ESPN personalities cried on-air and players were in tears on the bench. Mike Breen, announcer for the New York Knicks, fought through tears, just as the players on the court did.
“I just don’t feel like broadcasting, and I know a lot of players don’t feel like playing,” Breen said.
I didn’t really become a basketball fan until I became an adult, but even I remember the 81-point game against the Toronto Raptors, and I watched Bryant’s final game live on TV.
I can’t even fathom how someone who grew up watching Kobe feels if this is how I’m feeling despite not growing up watching him.
Watching him as a kid or not, there’s no denying his impact.

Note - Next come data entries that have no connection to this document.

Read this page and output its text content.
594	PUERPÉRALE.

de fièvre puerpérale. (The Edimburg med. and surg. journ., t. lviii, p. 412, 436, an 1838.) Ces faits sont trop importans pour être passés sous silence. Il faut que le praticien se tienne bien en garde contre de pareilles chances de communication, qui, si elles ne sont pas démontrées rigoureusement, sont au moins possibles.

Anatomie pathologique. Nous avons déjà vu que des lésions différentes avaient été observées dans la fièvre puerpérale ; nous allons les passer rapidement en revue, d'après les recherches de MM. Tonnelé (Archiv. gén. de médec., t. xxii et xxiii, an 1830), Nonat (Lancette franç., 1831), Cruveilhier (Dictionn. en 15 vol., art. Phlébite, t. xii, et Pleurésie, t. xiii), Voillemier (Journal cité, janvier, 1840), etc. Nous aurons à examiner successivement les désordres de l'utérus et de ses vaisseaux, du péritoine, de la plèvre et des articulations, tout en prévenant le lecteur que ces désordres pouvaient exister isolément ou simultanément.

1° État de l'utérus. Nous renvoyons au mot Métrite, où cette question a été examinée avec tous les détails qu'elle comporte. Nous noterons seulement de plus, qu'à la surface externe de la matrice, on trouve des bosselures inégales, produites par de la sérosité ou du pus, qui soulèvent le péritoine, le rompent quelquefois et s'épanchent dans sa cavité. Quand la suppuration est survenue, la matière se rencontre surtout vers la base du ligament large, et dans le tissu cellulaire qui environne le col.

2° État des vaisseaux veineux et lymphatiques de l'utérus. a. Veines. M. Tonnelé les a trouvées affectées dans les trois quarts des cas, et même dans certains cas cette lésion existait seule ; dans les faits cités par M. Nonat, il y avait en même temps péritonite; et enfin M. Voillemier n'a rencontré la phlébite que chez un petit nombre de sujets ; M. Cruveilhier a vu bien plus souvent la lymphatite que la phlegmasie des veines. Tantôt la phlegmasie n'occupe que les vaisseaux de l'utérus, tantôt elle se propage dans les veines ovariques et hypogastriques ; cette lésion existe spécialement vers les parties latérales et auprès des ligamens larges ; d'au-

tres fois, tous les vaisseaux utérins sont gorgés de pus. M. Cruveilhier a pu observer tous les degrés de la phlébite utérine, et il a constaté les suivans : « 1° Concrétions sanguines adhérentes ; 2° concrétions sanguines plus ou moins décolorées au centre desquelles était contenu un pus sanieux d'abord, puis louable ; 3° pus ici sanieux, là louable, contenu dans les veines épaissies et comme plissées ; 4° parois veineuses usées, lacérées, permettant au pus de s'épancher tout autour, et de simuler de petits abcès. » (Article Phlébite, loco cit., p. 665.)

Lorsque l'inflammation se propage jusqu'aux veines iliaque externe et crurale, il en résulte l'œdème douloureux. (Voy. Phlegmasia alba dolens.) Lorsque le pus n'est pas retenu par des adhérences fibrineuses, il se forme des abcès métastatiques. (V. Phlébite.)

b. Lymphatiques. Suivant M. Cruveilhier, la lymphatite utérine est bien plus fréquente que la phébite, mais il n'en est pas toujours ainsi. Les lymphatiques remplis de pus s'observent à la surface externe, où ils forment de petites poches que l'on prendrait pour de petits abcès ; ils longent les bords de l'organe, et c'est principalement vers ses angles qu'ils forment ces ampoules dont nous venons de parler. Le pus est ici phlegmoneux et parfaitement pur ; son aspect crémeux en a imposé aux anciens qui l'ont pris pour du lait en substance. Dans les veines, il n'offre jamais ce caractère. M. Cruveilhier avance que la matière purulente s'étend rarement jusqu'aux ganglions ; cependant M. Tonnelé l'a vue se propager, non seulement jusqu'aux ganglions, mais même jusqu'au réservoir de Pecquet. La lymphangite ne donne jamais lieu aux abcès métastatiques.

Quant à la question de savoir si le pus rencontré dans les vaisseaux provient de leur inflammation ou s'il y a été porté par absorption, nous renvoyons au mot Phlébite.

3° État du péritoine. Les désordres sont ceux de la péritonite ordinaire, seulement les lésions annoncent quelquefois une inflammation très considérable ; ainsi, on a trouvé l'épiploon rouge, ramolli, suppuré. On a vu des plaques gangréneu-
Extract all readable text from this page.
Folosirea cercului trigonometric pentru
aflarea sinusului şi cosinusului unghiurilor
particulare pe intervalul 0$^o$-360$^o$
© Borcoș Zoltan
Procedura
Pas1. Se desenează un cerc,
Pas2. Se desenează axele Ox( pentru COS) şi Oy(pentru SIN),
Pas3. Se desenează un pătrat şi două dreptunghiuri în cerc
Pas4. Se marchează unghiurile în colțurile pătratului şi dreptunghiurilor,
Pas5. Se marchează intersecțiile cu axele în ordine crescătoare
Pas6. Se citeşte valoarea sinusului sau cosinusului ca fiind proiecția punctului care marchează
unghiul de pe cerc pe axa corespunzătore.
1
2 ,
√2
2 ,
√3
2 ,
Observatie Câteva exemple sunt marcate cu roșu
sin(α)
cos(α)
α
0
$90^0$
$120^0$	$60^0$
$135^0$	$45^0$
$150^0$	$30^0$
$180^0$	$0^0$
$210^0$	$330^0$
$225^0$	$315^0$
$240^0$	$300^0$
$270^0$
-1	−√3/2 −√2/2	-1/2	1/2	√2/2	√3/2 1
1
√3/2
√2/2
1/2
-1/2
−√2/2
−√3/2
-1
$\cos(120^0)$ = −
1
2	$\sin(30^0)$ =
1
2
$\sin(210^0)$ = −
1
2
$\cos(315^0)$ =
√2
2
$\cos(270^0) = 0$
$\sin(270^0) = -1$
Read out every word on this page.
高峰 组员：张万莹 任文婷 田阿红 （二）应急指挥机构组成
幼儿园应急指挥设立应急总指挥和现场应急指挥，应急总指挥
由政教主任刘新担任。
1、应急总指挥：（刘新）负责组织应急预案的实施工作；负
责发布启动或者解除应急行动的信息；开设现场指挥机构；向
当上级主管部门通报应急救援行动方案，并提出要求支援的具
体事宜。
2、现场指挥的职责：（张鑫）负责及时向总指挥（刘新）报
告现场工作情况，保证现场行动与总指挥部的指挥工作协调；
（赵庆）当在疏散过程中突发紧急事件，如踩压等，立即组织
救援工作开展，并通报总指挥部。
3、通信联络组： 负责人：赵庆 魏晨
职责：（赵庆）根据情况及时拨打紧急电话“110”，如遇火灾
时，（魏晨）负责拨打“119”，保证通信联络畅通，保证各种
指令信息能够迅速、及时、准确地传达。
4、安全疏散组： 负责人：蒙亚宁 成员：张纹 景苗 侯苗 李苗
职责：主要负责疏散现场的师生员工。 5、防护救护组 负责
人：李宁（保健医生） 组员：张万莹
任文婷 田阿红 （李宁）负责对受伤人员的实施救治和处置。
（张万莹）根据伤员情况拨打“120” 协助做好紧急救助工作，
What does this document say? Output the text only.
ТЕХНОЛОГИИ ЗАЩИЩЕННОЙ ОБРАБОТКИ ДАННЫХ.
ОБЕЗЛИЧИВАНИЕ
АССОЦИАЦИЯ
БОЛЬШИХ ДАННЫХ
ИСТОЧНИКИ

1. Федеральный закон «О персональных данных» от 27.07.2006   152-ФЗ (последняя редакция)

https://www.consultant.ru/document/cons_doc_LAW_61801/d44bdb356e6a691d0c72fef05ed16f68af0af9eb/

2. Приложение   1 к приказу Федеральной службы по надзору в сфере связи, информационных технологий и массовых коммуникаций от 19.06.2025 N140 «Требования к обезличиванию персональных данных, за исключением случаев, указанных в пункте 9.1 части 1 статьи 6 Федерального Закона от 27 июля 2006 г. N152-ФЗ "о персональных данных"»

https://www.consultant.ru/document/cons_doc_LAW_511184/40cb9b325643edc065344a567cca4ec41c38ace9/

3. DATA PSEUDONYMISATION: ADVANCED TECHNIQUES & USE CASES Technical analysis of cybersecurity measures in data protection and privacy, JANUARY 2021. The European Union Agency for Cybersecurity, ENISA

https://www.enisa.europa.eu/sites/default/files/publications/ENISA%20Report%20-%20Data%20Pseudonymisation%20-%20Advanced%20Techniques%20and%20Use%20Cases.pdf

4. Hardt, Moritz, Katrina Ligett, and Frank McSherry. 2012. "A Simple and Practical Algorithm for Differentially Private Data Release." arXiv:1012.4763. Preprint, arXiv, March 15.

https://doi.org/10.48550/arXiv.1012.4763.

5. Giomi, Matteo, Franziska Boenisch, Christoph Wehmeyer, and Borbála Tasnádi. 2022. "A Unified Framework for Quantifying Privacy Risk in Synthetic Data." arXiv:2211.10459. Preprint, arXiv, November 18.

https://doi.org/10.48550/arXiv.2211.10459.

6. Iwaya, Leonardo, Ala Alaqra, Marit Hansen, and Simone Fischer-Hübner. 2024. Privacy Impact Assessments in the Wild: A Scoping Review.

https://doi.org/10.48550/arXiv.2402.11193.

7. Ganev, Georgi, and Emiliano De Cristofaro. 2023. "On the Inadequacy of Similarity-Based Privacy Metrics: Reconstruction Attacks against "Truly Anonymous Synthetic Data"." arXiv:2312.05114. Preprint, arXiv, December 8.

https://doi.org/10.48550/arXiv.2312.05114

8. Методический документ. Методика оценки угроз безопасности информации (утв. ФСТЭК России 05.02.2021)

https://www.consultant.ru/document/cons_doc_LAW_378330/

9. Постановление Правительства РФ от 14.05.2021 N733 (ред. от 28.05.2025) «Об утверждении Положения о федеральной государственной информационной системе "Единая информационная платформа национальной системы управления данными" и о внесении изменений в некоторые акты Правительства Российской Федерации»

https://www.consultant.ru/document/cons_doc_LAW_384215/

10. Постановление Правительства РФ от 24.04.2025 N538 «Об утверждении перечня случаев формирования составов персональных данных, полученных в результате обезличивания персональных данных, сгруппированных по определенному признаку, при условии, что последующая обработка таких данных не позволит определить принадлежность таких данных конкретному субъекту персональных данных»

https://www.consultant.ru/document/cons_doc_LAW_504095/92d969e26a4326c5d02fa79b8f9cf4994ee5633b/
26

I mean, you don’t see anyone yelling “Jordan” or “LeBron” when throwing something in the trash. Little things like that show how influential he was to the game.
On the playgrounds of middle schools, if they weren’t pretending to be LeBron, every kid wanted to be Kobe.
We’ve all known about Kobe Bryant the legendary basketball player, but since his retirement we’ve begun to meet Bryant the father.
While never publicly repenting for his prior legal issues, by all accounts Kobe appeared to have turned over a new leaf, taking care of four daughters with his wife Vanessa as well as becoming one of the biggest advocates for women’s basketball.
Kobe coached his second oldest daughter, Gianna, who also passed, in Amateur Athletic Union basketball. By watching her highlights, you could tell she was a chip off the old block.
In a story told on “Jimmy Kimmel Live!,” Kobe explained that people would come up to him and say they hoped he would have a son to continue that legacy. Gianna would be right by his side, and without missing a beat, she’d reply:
“Wait, I got this.”
He definitely began to soften as he got older.
In the last post he made on social media, not even 24 hours before his passing, Bryant, the most ruthless competitor on the court, praised LeBron for passing his all-time scoring record.
As fierce as he was, there’s no doubt he loved the game and loved watching the younger generation grow the game, just as he did during the ‘90s and 2000s.
Thanks for everything Kobe. What you did for the game will never be forgotten. This is my “Kobe Year,” (24) and I hope to carry a little bit of that “Mamba Mentality” with me every day.
Rest easy, Kobe, Gianna; my thoughts are with everyone affected.